My circus training has been rigorous: I touch, I connect, and the voltmeter twitches. I recall a disbodied spider's leg afloat in the communal shower this morning. Who placed it there? We'll never know. Somewhere out in the world an arachnid crawls with seven limbs (our lucky number). Funny how they can cope with that kind of loss. I feel more vulnerable—for months now I've been trading the circuit. Mouths on stalks dowse and bob. Taste of Bosch in the air, sky equal as smoke, water falling in droplets and creeping snails crush at my feet. The rain washes away—apologies are forthcoming.

Lip split. Itchy phantom limb. Must've been reading again last night. I seem to wind people up; it's my writing teeth—good sharp white writing teeth. In my spare time I'm busy digging a cellar under the dwelling, much needed storage for accumulated salt grains and mustard gas. I'm about in the middle of a life sentence.
He then announced in a whisper the exact moment when the meeting would take place. In the midst of the clanging disharmony of the concert of opinion, to hear this simple language was a blessing.

Forbidden to talk for a few minutes, now, for the first time, I can actually see what I'm doing. The priest and cabal I've not yet mentioned have developed an extraordinary crust. They were all just using me for my room. I got beaten up every other evening; what makes money makes money. I'd inherited the magnetized corpse of an old, old country—old as old. What provokes this torsion? Many lights bleeping and drifting in the air tonight. St Ignatius says they cannot be real. He just appeared.

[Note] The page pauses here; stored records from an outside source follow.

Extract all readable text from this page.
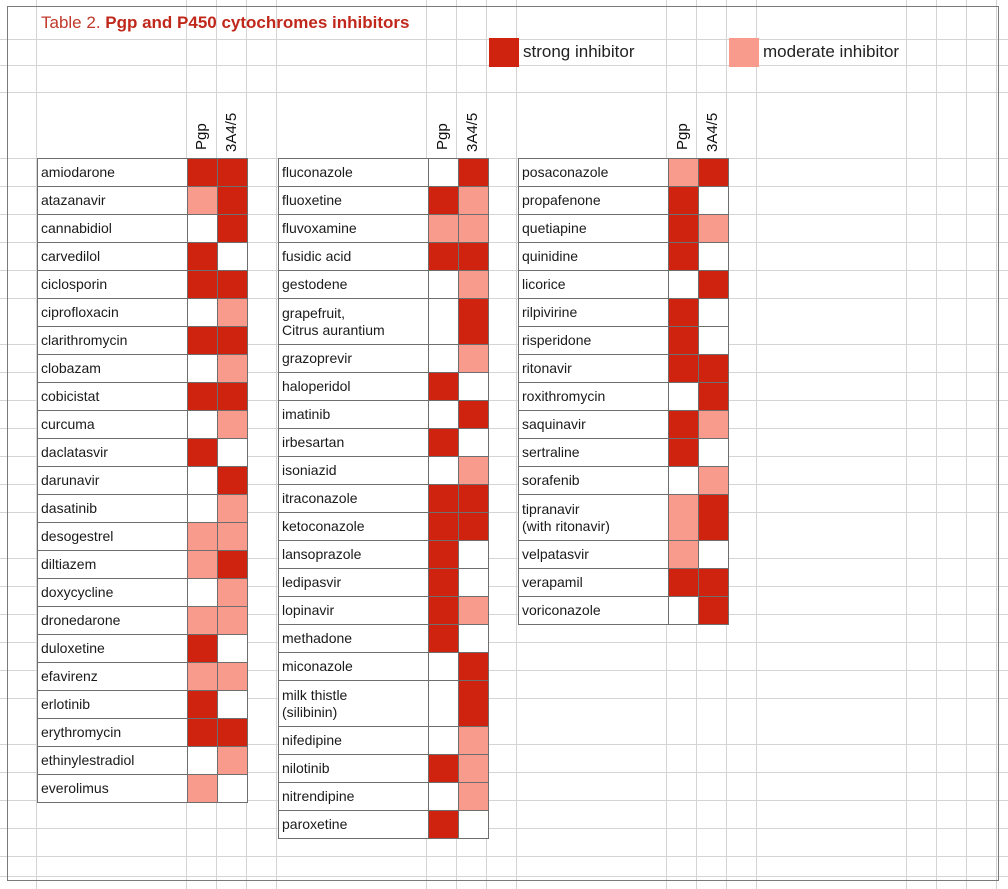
Table 2. Pgp and P450 cytochromes inhibitors
strong inhibitor	moderate inhibitor
Pgp 3A4/5
amiodarone
atazanavir
cannabidiol
carvedilol
ciclosporin
ciprofloxacin
clarithromycin
clobazam
cobicistat
curcuma
daclatasvir
darunavir
dasatinib
desogestrel
diltiazem
doxycycline
dronedarone
duloxetine
efavirenz
erlotinib
erythromycin
ethinylestradiol
everolimus
Pgp 3A4/5
fluconazole
fluoxetine
fluvoxamine
fusidic acid
gestodene
grapefruit,
Citrus aurantium
grazoprevir
haloperidol
imatinib
irbesartan
isoniazid
itraconazole
ketoconazole
lansoprazole
ledipasvir
lopinavir
methadone
miconazole
milk thistle
(silibinin)
nifedipine
nilotinib
nitrendipine
paroxetine
Pgp 3A4/5
posaconazole
propafenone
quetiapine
quinidine
licorice
rilpivirine
risperidone
ritonavir
roxithromycin
saquinavir
sertraline
sorafenib
tipranavir
(with ritonavir)
velpatasvir
verapamil
voriconazole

Are you too without understanding . . .
His life is accurately written by several hands. The next run was of a different stamp; it's as if I had never left the army. For abode they have none, but they must be drawn together. This work of building. That they may be known. They must, as it were, be collected together from their dispersion. Must go to confess myself.
Writing equals defamiliar chaff etcetera . . .
Animal familiars swoop and snaffle at my shins, where metalrimmed hoofsteps clatter and spark at the wet cobble, making fire. An invisible approach: Witchfinder General and his posse of players. And how much less is my faith than thine? Nothing is compulsory here. Refraction in the various superstructures, at this cusp of men and things. A break opens in the day, a kindly ruin without past or future, but with a lot more spirit and reflection. Night and day we edited, night and day—I wake, and there's another letter on the welcome mat. Must write back. The first stone dropped into my neck, trapped between head and abdomen. Slice this envelope:
I don't think the court case has helped one little bit.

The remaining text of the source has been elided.